By "structure" I mean, mostly, the separation of a whole into parts.
Which means, yes, that I´m talking about a whole document, which
consist on parts, wich might have subparts, etc, presumably with some
actual content at the last level.

As far as "structure" goes, this means simply an enumeration of the
parts, in such a way as to form e hierarchy. It does not say anything
about what each of those parts might actually mean.
It does not say if it is a paragraph, a piece of code, a lyric, the
abstract of a scientific paper, a movie, a picture, or whatever else.
It is simply a hierarchy. A tree.
"What each part means" is the semantics.

In short, we could have a document basically composed of just generic
containers (think <section>). Each of these containers would serve as
hooks for two basic attributes, one for semantics, one for
presentation (think style="" and role="" ).
Style, we all know. Role would be analogous, but with regards to semantics.

The definitions of what those particular pieces of actual content
really mean, could be done, by some means, in some separate sheet if
necessary.

Btw, conceivably the same could be done for behaviours (think
handler="" , and yes, yet another separation).

Default values for common, generic meanings con be already known by
user agents, extra ones could be defined by content generators via
some small ad hoc language or mechanism.



The reasons for separation would, IMO, run analogous to al least most
of the reasons behind the separation of content from presentation, a
la CSS.

For starters, no hardwired things into the language.

But perhaps the most important aspect, would be: are we paving the way
for the vision of the semantic web?
Are we even thinking about people like the ones who attempt to develop
things like topic maps?
What about semantically aware search engines?

The per-capita income of Kenya for 1988 is probably there, somewhere in the net.
Can you get it in just one search?

A search engine today would probably get a lot a of garbage results.
And each year more and more content keeps pouring in, probably making
the problem worse.

Even if you got more or less decent results....could you (or even a
search engine, programatically) extract just that microcontent? Or
would I need to load and read whole pages looking for the relevant two
lines in each?

If microcontent is not programatically extractable, furthermore, then
I'd have to do some screen scrapping to be able to reuse that content.

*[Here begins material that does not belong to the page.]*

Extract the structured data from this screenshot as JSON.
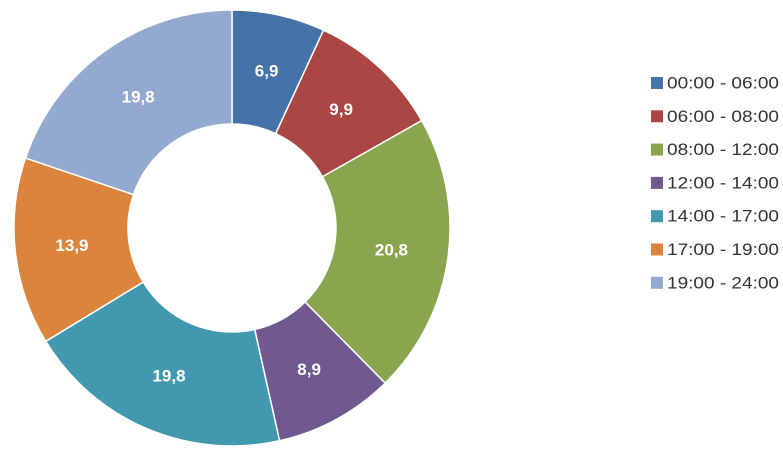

Shouldn't we be providing ways to hook extensible meaning at all
levels (including the elemental one), in order to facilitate such a
thing?

Are we providing extensible means to mark up microcontent semantically?

XHTML is XML.
XML permits custom made tags.
Those are currently ignored, rendering-wise.
What about semantically-wise?
Are any search engines considering such things?
How should I code my little bit of data, if so?
Wouldn't it be better to separate all that?

<code>?
How about <javascriptcode>?
How about <javascriptcodeinthecontextofxxxcms>?
How about <javascriptcodeinthecontextofxxxcmsformanipulatingtemplates>?
Are we sure we want to hardwire things?
To add semantic functionality to the web probably requires whole
lenguages, with concepts as "is-part-of", inheritance, and even more
complex relationships. And being such a vast thing, likely requires
extensbility inherently.
If you ask me, I'd separate. In advance.

As you see, is not just a half-academic little problem anymore.
We are talking about hard functionality. Massive, too. No little
academic exquisite talk whatsoever.

All *that* discussion should be probably be carried elsewhere.
But if something is required at this level, at least hooks, I believe
we should provide them. And the time is now.

Sorry for the lenght, please do see my former, thread-kickstarting
post, and consider the restraint.
I do believe the subject is important.

Fernando Franco

Received on Thursday, 25 August 2005 10:45:12 UTC